Veo-Act: How Far Can Frontier Video Models Advance Generalizable Robot Manipulation?

arXiv cs.RO / 4/7/2026

💬 OpinionSignals & Early TrendsIdeas & Deep AnalysisModels & Research

Key Points

  • The paper tests whether frontier video generation models (specifically Veo-3) can support generalizable robotic manipulation by predicting future image sequences from robot observations and using an inverse dynamics model (IDM) to recover robot actions.
  • The IDM is trained only on random-play data with no human supervision or expert demonstrations, aiming to map visually plausible trajectories into executable control signals.
  • In simulation and real-world experiments on a high-dimensional dexterous hand, the Veo-3+IDM approach produces approximately correct task-level trajectories but lacks sufficient low-level control accuracy for reliable completion of most tasks.
  • To address this limitation, the authors propose Veo-Act, a hierarchical framework that uses Veo-3 for high-level motion planning and a VLA policy for low-level execution, improving instruction-following performance of a state-of-the-art vision-language-action policy.
  • The results indicate that improving video generation models may make them increasingly useful as a component in generalizable robot learning pipelines, especially for planning and task-level guidance.

Abstract

Video generation models have advanced rapidly and are beginning to show a strong understanding of physical dynamics. In this paper, we investigate how far an advanced video generation model such as Veo-3 can support generalizable robotic manipulation.

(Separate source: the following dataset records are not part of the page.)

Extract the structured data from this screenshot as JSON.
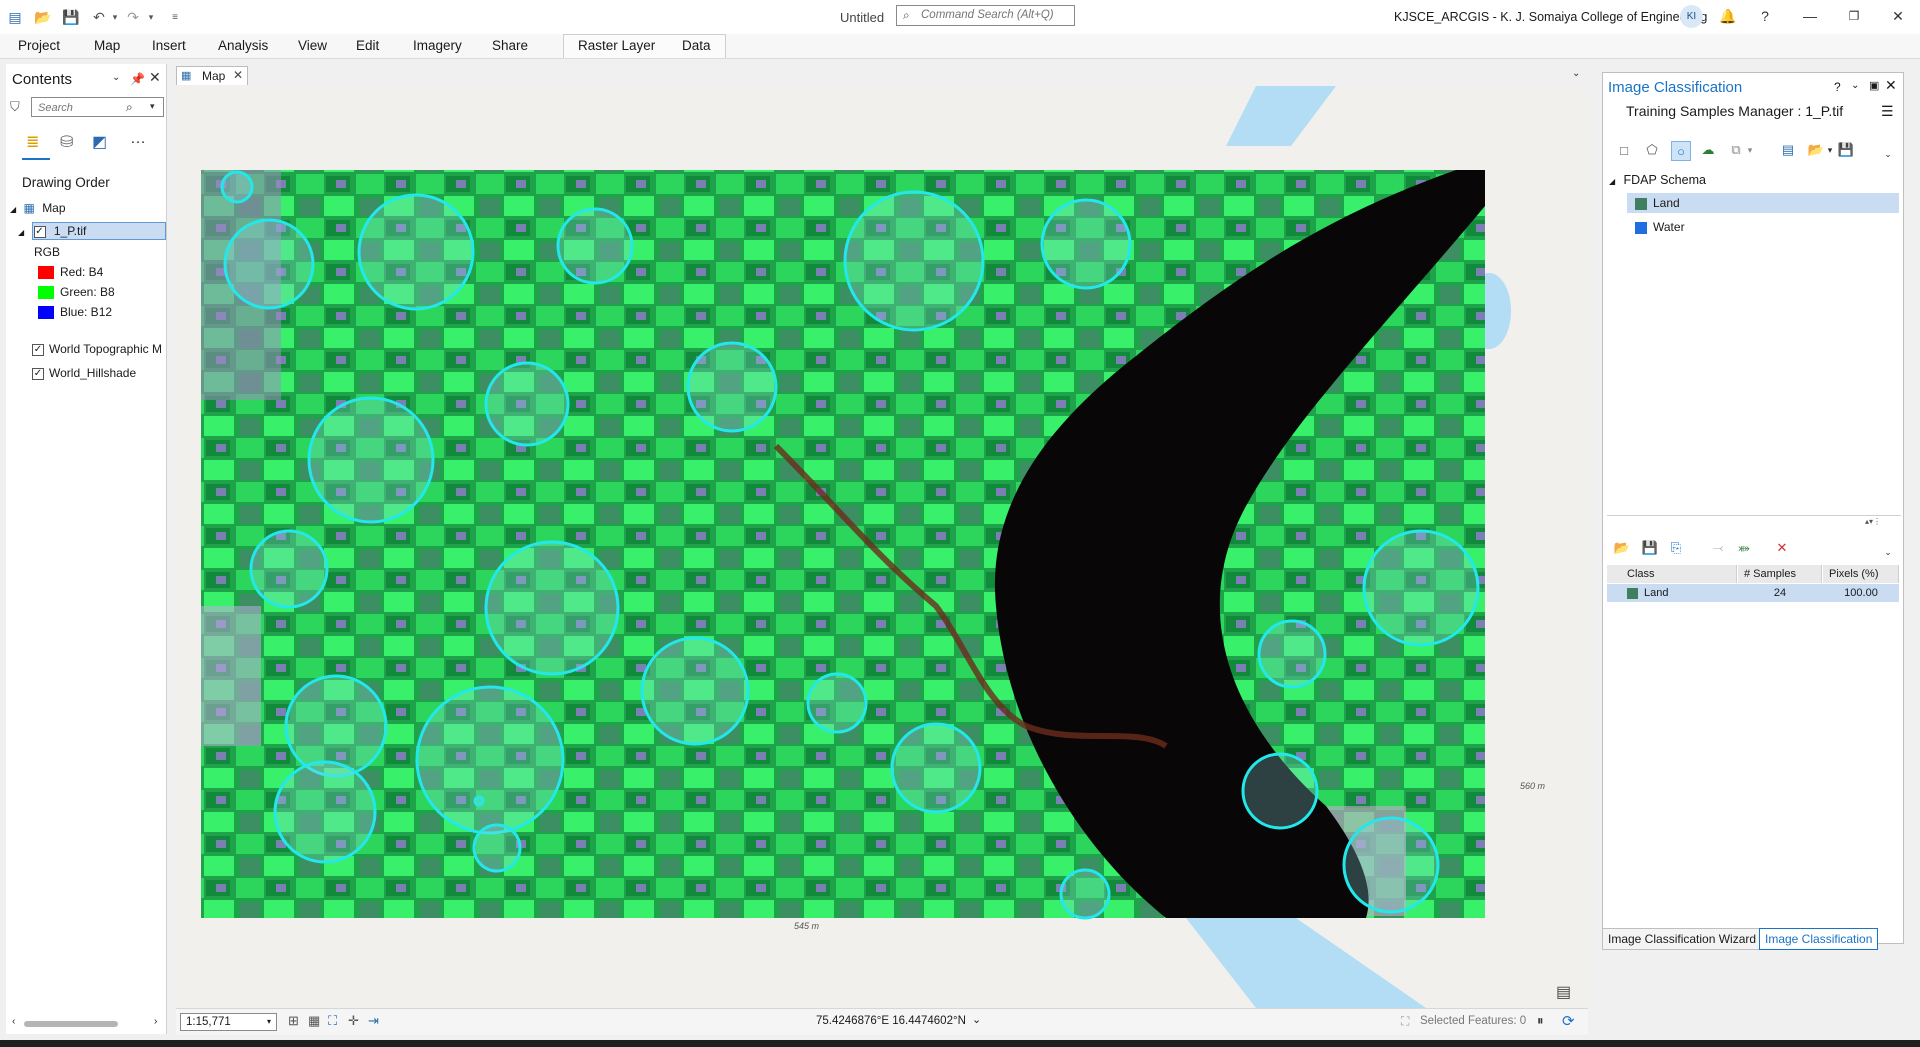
{
  "titlebar": {
    "doc_title": "Untitled",
    "search_placeholder": "Command Search (Alt+Q)",
    "org_name": "KJSCE_ARCGIS - K. J. Somaiya College of Engineering",
    "avatar_initials": "KI",
    "help": "?"
  },
  "ribbon": {
    "tabs": [
      "Project",
      "Map",
      "Insert",
      "Analysis",
      "View",
      "Edit",
      "Imagery",
      "Share",
      "Raster Layer",
      "Data"
    ]
  },
  "contents": {
    "title": "Contents",
    "search_placeholder": "Search",
    "drawing_order": "Drawing Order",
    "map_label": "Map",
    "layer_label": "1_P.tif",
    "renderer": "RGB",
    "bands": [
      {
        "label": "Red:  B4",
        "color": "#ff0000"
      },
      {
        "label": "Green:  B8",
        "color": "#00ff00"
      },
      {
        "label": "Blue:  B12",
        "color": "#0000ff"
      }
    ],
    "basemap1": "World Topographic M",
    "basemap2": "World_Hillshade"
  },
  "map": {
    "tab_label": "Map",
    "scale": "1:15,771",
    "coords": "75.4246876°E 16.4474602°N",
    "selected_features": "Selected Features: 0",
    "label_560": "560 m",
    "label_545": "545 m"
  },
  "ic_pane": {
    "title": "Image Classification",
    "subtitle": "Training Samples Manager : 1_P.tif",
    "schema_name": "FDAP Schema",
    "classes": [
      {
        "name": "Land",
        "color": "#3f7f5f"
      },
      {
        "name": "Water",
        "color": "#1f6fe0"
      }
    ],
    "table_headers": [
      "Class",
      "# Samples",
      "Pixels (%)"
    ],
    "table_rows": [
      {
        "class": "Land",
        "samples": "24",
        "pixels": "100.00",
        "color": "#3f7f5f"
      }
    ],
    "bottom_tabs": [
      "Image Classification Wizard",
      "Image Classification"
    ]
  },
  "colors": {
    "accent": "#1a73c8",
    "sample_circle": "#22e8ec"
  }
}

We first study a zero-shot approach in which Veo-3 predicts future image sequences from current robot observations, while an inverse dynamics model IDM recovers the corresponding robot actions. The IDM is trained solely on random-play data, requiring neither human supervision nor expert demonstrations. The key intuition is that, if a video model can generate physically plausible future motions in image space, an IDM can translate those visual trajectories into executable robot actions. We evaluate this "Veo-3+IDM" approach in both simulation and the real world using a high-dimensional dexterous hand. We find that, owing to the strong generalization capability of frontier video models, Veo-3+IDM can consistently generate approximately correct task-level trajectories. However, its low-level control accuracy remains insufficient to solve most tasks reliably. Motivated by this observation, we develop a hierarchical framework, Veo-Act, which uses Veo-3 as a high-level motion planner and a VLA policy as the low-level executor, significantly improving the instruction-following performance of a state-of-the-art vision-language-action policy. Overall, our results suggest that, as video generation models continue to improve, video models can be a valuable component for generalizable robot learning.